The Purim miracle is a prime example of the delicate interplay between human effort (Hishtadlut) and divine intervention (Hashgachah Peratit). Esther’s inviting Haman to the parties was a stroke of genius that set the stage for our deliverance from the evil decree. Nonetheless, without Hashgachah Pratit facilitating Esther’s rise to queen, Mordechai saving Achashveirosh from Bigtan and Teresh, Haman entering the courtyard to ask for permission to hang Mordechai just at the time when Achashveirosh was reminded of Mordechai foiling the plot, and Haman falling on Esther’s bed just as Achashveirosh reentered the palace, the Jews would not have been saved.
Despite the brilliance of Esther’s plan and her talent and dedication in perfectly executing it, it would not have worked without Hashem tilting these events. Too many things had to work perfectly in order for the Jews to be rescued from Haman. The discerning reader of Megillat Esther readily recognizes Hashem’s involvement and recites the blessing of SheAsah Nissim LaAvoteinu (Who made miracles for our ancestors) before he reads the Megillah on Purim.
In the coming two issues we seek to similarly demonstrate that in addition to the brilliant and dedicated efforts of those involved, too much had to work out perfectly both in order for the United Nations to vote to establish a Jewish State in part of Eretz Yisrael and for Israel to survive the first four weeks of fighting in its War of Independence. Thus, it is it eminently reasonable to assert, as Rav Soloveitchik did, that Hashem’s subtle hand was very involved in Israel’s establishment.
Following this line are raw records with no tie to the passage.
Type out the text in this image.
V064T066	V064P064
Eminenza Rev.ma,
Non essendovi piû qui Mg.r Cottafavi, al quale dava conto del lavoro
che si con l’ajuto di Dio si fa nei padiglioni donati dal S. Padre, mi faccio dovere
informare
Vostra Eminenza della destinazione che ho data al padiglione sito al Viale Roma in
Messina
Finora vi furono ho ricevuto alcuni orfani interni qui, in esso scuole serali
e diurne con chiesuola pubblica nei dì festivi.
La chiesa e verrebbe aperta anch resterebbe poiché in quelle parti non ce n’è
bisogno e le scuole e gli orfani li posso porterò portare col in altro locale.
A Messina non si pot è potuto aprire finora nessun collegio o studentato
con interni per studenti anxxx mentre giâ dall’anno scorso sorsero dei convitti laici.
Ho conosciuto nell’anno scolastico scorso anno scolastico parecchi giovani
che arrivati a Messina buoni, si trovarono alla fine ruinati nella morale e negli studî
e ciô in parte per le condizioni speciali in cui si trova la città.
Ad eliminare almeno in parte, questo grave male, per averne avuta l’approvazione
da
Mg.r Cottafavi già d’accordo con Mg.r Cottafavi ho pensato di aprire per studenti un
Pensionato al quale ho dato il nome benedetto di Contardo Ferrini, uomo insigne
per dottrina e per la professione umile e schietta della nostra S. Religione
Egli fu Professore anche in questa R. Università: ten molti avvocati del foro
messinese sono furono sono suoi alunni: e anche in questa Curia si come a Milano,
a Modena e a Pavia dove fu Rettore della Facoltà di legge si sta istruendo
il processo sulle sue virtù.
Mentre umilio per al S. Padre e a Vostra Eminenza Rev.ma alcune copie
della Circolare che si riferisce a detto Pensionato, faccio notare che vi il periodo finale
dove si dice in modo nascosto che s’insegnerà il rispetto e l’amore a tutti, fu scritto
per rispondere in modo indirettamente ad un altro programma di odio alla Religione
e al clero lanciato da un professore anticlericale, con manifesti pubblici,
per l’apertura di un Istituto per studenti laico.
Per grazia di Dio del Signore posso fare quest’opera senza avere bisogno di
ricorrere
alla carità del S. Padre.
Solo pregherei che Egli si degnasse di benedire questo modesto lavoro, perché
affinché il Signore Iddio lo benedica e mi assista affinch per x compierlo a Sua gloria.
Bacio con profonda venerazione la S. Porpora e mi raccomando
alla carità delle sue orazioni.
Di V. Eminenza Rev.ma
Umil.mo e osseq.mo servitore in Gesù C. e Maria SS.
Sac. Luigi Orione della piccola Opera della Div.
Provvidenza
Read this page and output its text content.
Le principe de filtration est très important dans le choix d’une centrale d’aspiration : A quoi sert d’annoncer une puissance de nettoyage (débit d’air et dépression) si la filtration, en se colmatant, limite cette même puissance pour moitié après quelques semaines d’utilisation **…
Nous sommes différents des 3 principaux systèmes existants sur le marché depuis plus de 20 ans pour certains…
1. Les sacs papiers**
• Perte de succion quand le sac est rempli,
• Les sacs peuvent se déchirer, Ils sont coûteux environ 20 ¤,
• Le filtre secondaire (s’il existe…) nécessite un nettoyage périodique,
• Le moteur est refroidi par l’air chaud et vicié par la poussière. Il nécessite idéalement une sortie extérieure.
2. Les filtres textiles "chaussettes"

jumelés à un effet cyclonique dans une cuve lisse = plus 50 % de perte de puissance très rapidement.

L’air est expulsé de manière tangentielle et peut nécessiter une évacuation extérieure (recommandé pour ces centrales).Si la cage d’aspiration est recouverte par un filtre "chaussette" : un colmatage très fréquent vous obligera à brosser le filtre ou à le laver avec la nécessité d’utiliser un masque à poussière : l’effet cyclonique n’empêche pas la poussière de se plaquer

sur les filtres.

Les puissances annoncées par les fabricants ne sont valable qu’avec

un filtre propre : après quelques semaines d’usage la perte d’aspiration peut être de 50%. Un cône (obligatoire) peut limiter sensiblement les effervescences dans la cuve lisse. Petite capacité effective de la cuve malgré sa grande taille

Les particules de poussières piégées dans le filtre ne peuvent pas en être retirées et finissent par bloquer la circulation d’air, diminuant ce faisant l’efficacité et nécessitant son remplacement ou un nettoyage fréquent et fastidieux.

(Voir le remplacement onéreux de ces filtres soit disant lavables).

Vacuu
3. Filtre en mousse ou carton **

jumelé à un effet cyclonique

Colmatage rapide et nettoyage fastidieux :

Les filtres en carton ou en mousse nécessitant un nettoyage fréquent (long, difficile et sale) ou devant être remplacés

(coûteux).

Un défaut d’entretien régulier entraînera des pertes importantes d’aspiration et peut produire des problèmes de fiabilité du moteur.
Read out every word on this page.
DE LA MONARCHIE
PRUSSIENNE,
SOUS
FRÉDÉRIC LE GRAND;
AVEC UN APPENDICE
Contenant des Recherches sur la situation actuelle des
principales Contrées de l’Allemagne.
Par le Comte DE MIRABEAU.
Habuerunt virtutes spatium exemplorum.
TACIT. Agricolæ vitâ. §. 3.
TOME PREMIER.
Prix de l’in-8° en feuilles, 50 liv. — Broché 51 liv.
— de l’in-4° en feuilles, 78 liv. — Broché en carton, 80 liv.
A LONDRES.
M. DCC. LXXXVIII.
 Achashveirosh does not kill Haman out of love for the Jews, Mordechai or even Esther. Indeed, he does not cancel the decree to slaughter the Jews at this point. Rather, he acts out of pure self-interest, as he perceives Haman as an imminent threat that must be eliminated with haste (see Megillah 16a). Achashveirosh thinks that Haman wants to kill Mordechai due to the latter’s loyalty to the king. Achashveirosh saves Mordechai since he serves his interest.